LA HABANA, Cuba, mayo (173.203.82.38) – Dicen algunos que es bueno hablar de lo que uno teme a ver si nunca se materializa. Por eso, les confieso que me preocupa la posibilidad de que el castrismo sobreviva por muchas décadas a Fidel Castro. Puede que incluso el castrismo sin Fidel ni Raúl Castro triunfe un día en las urnas. Aún en unas elecciones democráticas, si es que algún día hay democracia en Cuba.
Me refiero a una de verdad, no al modelo de democracia priista o putineska que nos tienen reservado, bajo varias llaves y sellos, para el día que no tengan más movida que hacer, ciertos aparatchiks que sueñan ser los herederos, pero por ahora no se atreven a destaparse como reformistas.
¿Creen ustedes que habremos escarmentado definitivamente, y que para entonces no habrá suficientes ancianitos nostálgicos, masoquistas de atar, confundidos, desilusionados de ida y vuelta de todo e idealistas incorregibles y siempre insatisfechos?
Señalaba hace unos años Carlos Alberto Montaner que “en América Latina nadie jamás desaparece del todo, haga lo que haga, ni siquiera tras la muerte”. Para corroborarlo, ahí están los fenómenos (y las sucesivas reelecciones y reencarnaciones) del peronismo, el arnulfismo, el torrijismo, el sandinismo y el aprismo, entre otros.
Los peores, los que más daño hicieron a sus naciones, son los más persistentes en los retornos. Lo más triste y desconcertante, más que las momias de Perón y Evita, son sus legiones de fervorosos seguidores.
Ahora mismo, imposibilitado Alberto Fujimori de reelegirse por estar en prisión, su hija Keiko amaga con la restauración del fujimorismo en Perú. Si no lo logra, será porque Ollanta Humala le ganó en las elecciones. No sé cuál de las dos opciones será más desastrosa, si el Etnocacerismo cuartelario, camorrista y cromañónico de Humala, o el fujimorismo sin Alberto Fujimori ni Vladimiro Montesinos de Keiko.
El dilema es tan duro que hasta Mario Vargas Llosa, un hombre que no suele disparatar, sino todo lo contrario, ya adelantó que antes de votar por Keiko, lo hará por Humala, aunque sin entusiasmo ni alegría. Entonces, me pregunto, por qué no se abstuvo, desencantado con el inusual patinazo de mi siempre muy admirado Don Mario.

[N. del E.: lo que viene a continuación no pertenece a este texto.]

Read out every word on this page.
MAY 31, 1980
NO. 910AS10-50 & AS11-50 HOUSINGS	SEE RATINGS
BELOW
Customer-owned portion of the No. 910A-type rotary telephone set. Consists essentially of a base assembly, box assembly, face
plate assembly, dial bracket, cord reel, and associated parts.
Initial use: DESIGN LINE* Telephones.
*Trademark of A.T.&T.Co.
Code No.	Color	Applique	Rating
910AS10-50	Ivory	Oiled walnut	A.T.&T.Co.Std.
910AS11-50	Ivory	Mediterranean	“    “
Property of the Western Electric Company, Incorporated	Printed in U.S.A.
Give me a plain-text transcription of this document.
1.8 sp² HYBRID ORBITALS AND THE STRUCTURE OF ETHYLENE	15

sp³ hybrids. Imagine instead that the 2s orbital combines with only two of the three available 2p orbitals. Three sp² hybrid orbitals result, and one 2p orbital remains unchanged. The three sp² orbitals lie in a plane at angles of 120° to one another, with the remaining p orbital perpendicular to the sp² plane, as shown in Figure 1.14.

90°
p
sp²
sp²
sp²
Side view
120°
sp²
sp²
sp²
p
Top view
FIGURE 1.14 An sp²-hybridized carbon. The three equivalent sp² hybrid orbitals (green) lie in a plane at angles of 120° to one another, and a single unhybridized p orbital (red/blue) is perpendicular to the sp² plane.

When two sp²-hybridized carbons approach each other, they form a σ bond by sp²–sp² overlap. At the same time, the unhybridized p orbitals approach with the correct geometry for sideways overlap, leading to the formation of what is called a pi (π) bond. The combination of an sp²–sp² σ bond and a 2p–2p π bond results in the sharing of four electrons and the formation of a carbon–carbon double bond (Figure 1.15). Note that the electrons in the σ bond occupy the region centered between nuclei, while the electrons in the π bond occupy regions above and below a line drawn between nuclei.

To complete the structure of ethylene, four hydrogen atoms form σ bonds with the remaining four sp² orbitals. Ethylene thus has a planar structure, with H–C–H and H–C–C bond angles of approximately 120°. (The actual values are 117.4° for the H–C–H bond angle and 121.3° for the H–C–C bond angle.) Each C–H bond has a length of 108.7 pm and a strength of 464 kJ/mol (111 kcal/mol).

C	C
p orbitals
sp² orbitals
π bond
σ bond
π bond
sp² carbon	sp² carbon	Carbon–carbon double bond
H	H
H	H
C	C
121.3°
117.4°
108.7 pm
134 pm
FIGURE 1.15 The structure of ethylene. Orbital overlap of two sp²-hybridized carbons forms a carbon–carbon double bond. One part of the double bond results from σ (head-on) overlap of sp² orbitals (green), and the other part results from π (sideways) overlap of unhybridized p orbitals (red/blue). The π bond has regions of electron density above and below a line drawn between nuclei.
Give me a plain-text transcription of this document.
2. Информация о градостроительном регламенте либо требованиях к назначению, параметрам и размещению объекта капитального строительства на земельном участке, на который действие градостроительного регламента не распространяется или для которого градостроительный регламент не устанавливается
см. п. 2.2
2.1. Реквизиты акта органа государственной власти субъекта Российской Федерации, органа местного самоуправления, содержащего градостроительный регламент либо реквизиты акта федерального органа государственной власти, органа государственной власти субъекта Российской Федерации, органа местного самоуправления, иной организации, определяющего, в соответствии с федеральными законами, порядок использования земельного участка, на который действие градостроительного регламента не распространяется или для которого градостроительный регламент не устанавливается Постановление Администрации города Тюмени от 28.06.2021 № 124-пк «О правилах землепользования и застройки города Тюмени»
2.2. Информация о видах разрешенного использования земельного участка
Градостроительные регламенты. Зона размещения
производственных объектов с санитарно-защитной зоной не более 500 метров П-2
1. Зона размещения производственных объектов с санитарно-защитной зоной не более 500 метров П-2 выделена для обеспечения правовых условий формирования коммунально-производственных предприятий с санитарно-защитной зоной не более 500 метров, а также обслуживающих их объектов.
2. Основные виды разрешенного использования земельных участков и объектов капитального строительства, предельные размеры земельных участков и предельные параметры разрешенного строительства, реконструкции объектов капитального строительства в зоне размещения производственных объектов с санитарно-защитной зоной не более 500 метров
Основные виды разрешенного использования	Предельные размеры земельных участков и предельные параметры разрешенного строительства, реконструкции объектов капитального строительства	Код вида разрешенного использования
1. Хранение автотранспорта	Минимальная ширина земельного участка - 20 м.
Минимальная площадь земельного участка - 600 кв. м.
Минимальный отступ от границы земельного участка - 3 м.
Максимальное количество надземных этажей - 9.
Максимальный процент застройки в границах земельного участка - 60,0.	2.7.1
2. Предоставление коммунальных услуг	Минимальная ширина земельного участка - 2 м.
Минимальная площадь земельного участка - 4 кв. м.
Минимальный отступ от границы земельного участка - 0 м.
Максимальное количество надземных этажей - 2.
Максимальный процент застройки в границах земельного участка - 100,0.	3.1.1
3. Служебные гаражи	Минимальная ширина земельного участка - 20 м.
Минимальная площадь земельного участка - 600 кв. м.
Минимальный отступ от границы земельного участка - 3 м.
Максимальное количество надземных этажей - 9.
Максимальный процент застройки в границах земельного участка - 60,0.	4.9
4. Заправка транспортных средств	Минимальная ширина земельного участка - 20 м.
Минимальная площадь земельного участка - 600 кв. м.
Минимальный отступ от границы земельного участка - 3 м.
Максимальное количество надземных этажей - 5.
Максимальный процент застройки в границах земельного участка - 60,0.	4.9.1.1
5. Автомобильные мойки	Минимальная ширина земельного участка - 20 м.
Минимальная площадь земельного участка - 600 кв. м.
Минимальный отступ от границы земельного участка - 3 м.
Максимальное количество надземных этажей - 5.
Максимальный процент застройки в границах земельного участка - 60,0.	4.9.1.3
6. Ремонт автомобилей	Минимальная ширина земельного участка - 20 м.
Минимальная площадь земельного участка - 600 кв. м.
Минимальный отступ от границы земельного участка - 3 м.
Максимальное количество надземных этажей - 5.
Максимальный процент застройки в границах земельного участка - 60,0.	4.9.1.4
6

El ejemplo es sólo para ilustrar hasta dónde nos puede arrastrar a los latinoamericanos esta manía por revivir las pesadillas. O meternos de cabeza en una por huir de otra. Pero esto es pura divagación. Es sólo por si acaso. Hablé del asunto por lo que expliqué al principio. Ojala estén errados los que dicen que cuando uno habla mucho de sus temores, eso ayuda a que se corporicen. Ni que Dios lo quiera. Cruzo los dedos. Toco madera. ¡Solavaya!